Hoje escolhemos para livro do semana uma obra do autor que vai visitar a nossa escola na próxima quarta-feira, José Fanha. É também um dos livros que podes encontrar na Feira do Livro que está a decorrer na Biblioteca. Aqui fica um pequeno excerto:

«Um menino e os pais chegam, de malas feitas, a uma casa nova. Mas a casa nova não tem em paredes, nem tecto, nem nada. Apenas uma porta.
– Uma porta é um bom começo! – disse logo o pai que era um sonhador. Mas a mãe ficou muito aflita. – E onde é que está a cozinha, a sala, o quarto?!
Tudo estava por inventar naquela casa que ainda só tinha uma porta.
No entanto, essa não era uma porta vulgar. Abria para um mundo mágico onde viviam e vivem os novos vizinhos: o Grande Espinafre, a Bruxonauta, a Princesa Princesinha e o Xico Parafuso. Gente estranha e invulgar mas cheia de vontade de ajudar embora nem sempre essas ajudas resultem da melhor maneira. Basta lembrar os bruxedos falhados da Bruxonauta, das tentativas do Xico Parafuso de pregar as pessoas ao chão e os ponteiros ao relógio, ou do esparguete que não pára de crescer na horta do Grande Espinafre.»

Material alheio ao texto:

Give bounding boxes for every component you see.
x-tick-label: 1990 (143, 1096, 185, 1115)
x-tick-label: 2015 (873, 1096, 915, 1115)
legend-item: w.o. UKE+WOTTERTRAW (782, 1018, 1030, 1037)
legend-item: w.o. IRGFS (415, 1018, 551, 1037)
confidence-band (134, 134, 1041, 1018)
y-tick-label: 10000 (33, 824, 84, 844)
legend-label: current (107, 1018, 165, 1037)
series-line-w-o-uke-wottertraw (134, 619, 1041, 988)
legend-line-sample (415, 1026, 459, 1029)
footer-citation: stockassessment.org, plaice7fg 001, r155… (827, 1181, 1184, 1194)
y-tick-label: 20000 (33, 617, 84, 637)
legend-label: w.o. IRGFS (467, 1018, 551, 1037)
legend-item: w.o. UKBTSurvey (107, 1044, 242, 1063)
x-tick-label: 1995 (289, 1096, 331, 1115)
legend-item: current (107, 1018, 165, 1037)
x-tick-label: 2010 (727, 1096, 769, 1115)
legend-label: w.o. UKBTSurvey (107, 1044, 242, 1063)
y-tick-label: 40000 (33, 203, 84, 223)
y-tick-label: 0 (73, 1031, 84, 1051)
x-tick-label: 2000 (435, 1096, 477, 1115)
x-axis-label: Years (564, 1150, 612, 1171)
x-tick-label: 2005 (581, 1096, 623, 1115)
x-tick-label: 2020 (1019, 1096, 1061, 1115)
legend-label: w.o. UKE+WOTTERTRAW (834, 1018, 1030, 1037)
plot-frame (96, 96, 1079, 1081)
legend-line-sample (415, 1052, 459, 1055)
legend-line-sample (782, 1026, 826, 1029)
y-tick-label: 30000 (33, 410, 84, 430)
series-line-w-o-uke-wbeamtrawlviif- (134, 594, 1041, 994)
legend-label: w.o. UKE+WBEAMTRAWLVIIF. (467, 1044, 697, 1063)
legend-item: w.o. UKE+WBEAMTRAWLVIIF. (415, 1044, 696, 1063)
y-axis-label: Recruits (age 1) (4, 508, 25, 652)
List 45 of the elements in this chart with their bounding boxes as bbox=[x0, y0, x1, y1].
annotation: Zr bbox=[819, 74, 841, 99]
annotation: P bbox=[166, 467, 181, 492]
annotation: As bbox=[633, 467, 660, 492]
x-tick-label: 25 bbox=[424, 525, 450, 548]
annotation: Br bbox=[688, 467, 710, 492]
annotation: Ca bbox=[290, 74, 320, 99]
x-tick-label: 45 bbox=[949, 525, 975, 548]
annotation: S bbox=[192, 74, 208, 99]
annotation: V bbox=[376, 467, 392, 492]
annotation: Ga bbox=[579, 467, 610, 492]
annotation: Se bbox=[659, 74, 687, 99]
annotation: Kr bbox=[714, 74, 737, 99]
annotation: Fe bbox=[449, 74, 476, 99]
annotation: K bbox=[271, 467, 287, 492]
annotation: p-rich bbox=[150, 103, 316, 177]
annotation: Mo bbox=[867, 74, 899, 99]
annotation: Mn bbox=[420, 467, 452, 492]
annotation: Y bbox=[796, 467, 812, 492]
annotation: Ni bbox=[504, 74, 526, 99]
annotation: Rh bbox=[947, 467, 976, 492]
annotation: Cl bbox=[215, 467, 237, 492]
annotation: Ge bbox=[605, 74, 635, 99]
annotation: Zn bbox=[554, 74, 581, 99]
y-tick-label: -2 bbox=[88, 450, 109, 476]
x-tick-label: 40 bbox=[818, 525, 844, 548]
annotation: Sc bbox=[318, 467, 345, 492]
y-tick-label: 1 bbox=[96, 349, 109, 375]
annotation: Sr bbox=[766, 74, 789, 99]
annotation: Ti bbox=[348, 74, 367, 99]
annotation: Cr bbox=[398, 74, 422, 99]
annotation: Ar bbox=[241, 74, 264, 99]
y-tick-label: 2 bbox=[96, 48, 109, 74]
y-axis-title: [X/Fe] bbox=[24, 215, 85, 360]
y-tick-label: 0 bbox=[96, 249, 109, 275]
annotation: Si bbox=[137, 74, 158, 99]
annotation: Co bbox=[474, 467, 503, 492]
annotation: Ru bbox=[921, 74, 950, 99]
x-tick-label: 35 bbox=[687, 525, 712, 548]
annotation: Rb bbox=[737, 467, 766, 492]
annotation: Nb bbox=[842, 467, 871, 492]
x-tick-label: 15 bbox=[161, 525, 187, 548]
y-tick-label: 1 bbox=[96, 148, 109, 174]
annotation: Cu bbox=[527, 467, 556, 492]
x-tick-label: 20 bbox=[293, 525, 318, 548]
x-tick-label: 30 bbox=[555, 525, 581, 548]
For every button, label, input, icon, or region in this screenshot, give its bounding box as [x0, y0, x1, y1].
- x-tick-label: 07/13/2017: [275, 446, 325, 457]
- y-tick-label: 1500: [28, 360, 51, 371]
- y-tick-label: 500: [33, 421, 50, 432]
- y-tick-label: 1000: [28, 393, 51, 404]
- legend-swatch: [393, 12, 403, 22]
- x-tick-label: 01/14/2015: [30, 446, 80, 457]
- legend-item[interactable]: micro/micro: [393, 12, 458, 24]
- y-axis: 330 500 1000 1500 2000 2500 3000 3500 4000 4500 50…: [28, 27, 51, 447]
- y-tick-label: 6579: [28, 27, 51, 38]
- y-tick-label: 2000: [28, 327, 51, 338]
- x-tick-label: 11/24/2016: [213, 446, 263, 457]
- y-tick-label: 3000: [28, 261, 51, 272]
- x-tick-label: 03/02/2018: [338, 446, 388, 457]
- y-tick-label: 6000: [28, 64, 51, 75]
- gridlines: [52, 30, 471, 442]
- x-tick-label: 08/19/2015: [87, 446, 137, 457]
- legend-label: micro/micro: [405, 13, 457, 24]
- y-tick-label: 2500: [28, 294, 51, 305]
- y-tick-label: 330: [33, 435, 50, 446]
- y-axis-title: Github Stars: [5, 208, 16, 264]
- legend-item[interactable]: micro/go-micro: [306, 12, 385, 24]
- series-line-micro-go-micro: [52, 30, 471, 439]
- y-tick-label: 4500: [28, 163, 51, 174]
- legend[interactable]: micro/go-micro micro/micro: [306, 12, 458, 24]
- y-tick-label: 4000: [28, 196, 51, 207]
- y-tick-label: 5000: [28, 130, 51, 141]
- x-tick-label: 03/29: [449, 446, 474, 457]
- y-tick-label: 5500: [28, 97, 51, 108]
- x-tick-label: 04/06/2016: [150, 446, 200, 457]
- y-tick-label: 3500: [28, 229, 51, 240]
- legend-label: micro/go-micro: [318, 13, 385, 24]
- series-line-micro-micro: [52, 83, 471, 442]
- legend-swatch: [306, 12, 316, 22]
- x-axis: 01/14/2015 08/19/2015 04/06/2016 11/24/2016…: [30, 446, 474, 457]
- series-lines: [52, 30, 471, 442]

Está a decorrer na biblioteca, entre hoje e dia 29 de fevereiro, uma feira do livro com obras do escritor José Fanha. Com preços a partir dos 5 euros, podes adquirir um livro do escritor e poeta que nos visita na próxima quarta-feira, e pedir um autógrafo nas sessões de autógrafos programadas para as 11h30 e 16h30.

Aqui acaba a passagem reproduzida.